Choose Your Spiritual Practice

Practice of the Week
Choose Your Spiritual Practice
“You create a path of your own by looking within yourself and listening to your soul, cultivating your own ways of experiencing the sacred and then practicing it. Practicing until you make it a song that sings you." (Sue Monk Kidd)
The "Practice of the Week" has offered many practices to help in the development of mental, psychological, and spiritual health, flourishing, and joy.

The "Slogans to Live By" and the "Worth a Try/Occasional" practices are recommended for everyone. Other practices aren't for everyone but might be for you. Here's a partial listing of possible spiritual practices:

using prayer beads
attending peace vigils
listening to music
serving on the congregation’s Board of Trustees
walking a labyrinthe
antiracism work
writing letters to the editor
cardio kickboxing
bath time with your kids
saying “hello” to cashiers and clerks
teaching RE
washing dishes
taking a bubble bath
creating sacred space
tai chi
going to an art museum
making pottery
attending worship
caring for an ailing parent
writing haiku
playing an instrument
playing with children
hosting coffee hour
having dinner with friends
studying astronomy
singing in the choir
nature walks
going to a beach
martial arts
marching for social change
reciting mantras
e-mailing your governmental representatives
studying evolution

What Makes "Something I Do" into "A Spiritual Practice"?

Not every activity or pastime is a spiritual practice. The above activities might or might not be approached in a way that makes them a spiritual practice. It's a spiritual practice if it helps you cultivate spiritual development.

So how can you recognize spiritual development?

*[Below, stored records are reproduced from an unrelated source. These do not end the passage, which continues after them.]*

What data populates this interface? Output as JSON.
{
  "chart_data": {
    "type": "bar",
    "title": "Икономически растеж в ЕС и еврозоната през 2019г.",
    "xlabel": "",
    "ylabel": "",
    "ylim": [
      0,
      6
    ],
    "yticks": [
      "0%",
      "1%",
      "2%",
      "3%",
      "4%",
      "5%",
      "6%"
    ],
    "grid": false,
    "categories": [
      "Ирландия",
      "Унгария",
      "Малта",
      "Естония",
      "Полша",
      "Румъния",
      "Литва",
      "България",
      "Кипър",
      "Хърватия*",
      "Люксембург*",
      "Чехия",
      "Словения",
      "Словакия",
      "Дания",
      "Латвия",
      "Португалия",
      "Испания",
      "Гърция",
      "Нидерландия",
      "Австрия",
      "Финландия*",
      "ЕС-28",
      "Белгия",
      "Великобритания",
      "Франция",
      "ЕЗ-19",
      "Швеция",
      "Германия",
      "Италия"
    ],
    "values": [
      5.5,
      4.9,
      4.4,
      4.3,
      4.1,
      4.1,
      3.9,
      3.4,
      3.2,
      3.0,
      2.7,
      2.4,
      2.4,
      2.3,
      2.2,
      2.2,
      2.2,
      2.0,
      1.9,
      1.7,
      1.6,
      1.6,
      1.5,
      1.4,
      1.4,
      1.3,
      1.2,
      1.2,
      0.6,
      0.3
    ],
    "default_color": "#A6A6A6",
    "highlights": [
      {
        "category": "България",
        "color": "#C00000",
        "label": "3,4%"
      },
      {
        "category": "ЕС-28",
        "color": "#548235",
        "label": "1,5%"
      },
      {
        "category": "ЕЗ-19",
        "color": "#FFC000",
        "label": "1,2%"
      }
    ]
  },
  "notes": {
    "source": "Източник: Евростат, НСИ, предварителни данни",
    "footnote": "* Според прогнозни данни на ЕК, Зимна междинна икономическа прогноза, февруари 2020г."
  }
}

Here are some symptoms of developing spirituality:
  • increased tendency to let things happen rather than make them happen;
  • more frequent attacks of smiling from the heart;
  • more frequent feelings of being connected with others and nature;
  • more frequent episodes of overwhelming appreciation;
  • decisions flow more from intention or spontaneity and less from fears based on past experience;
  • greater ability to enjoy each moment;
  • decreased worrying;
  • decreased interest in conflict, in interpreting the actions of others, in judging others, and in judging self;
  • increased nonjudgmental curiosity;
  • increased capacity to love without expecting anything in return;
  • increased receptivity to kindness offered and increased interest in extending kindness to others.
Gardening or marching for social change or playing an instrument might or might not cultivate these symptoms. If you find that an activity helps you have more of these symptoms, then that activity is a spiritual practice for you.

An activity is more likely to work as spiritual practice if you follow these four guidelines:
  1. engage the activity with mindfulness (see previous practice of the week, "cultivate mindfulness" HERE, and "be mindful" HERE).
  2. engage in the activity with intention of thereby cultivating spiritual development. As you do the activity -- or just before and just after -- reflect on your intention to manifest those symptoms of spiritual development in your life.
  3. engage the activity with a group that gathers expressly to do the activity in a way that cultivates spirituality. Group members share spiritual reflections before, during, or after doing the activity together.
  4. establish a foundation of spiritual orientation through the three base practices: (a) daily meditation (SEE HERE), (b) daily journaling (SEE HERE), and (c) daily spiritual study (SEE HERE). Painting, running, or reciting a mantra -- or whatever spiritual practice you choose -- will work better as a spiritual practice if you lay this foundation with three base practices that prepare the way for experiencing other activities as spiritual.
Choose an activity and adopt it as your spiritual practice!